March 13, 2007 — A lip-reading computer that could help solve crimes and assist consumers is the goal of a new project at the University of East Anglia in Norwich, England.
When coupled with a
speech recognition system, the technology could work to not only decipher the words of criminals captured on video but could also improve voice-activated
computers in cars or mobile phones.
"There is interest in using lip-reading for all sorts of human
computer interaction, particularly in noisy environments," said
Richard Harvey, a senior lecturer in the University's School of
Computing Sciences.
"Noisy" can mean that an audio signal is muddled by other sounds, for
example from a car radio or a crowd. But it can also mean that a
visual signal is fuzzy or unclear.
People overcome such communication obstacles by pulling
information from various places — lip movement, facial gestures, body
language — to piece together what's being said. But computers
designed for speech recognition typically focus on speech alone.

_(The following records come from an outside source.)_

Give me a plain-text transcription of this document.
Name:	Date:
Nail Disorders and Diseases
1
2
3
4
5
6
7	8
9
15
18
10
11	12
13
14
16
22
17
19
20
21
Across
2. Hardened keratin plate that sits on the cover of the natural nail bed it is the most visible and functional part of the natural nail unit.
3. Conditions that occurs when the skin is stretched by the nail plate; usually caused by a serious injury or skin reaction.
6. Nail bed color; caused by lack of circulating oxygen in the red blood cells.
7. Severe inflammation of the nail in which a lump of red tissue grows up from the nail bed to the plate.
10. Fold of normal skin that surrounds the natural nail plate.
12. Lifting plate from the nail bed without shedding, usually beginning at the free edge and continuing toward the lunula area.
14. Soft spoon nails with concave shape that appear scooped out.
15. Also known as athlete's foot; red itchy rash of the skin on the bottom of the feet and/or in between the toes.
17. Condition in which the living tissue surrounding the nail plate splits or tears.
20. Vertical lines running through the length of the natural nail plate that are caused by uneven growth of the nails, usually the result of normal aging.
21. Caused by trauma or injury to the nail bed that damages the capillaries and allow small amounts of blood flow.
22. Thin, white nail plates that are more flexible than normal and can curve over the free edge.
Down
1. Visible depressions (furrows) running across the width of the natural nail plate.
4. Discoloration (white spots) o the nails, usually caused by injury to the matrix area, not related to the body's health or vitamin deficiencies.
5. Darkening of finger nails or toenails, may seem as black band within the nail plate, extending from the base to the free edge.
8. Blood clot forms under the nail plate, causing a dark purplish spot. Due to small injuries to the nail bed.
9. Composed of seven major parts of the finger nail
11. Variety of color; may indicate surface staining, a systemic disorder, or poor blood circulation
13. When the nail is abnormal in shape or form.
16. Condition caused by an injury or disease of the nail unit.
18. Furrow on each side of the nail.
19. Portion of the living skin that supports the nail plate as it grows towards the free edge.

In previous experiments, Harvey and his team found that
accuracy was significantly improved when a noisy audio signal was
augmented with visual information.
For example, some speech sounds that
are easily confused in the audio domain — "b" and "v," or "m" and
"n" — are distinct in the visual domain. Conversely, some spoken words
look identical in the visual domain, for example, "bat" and "pat."
The researchers will be working over the next three years to find the best way
to combine audio with video.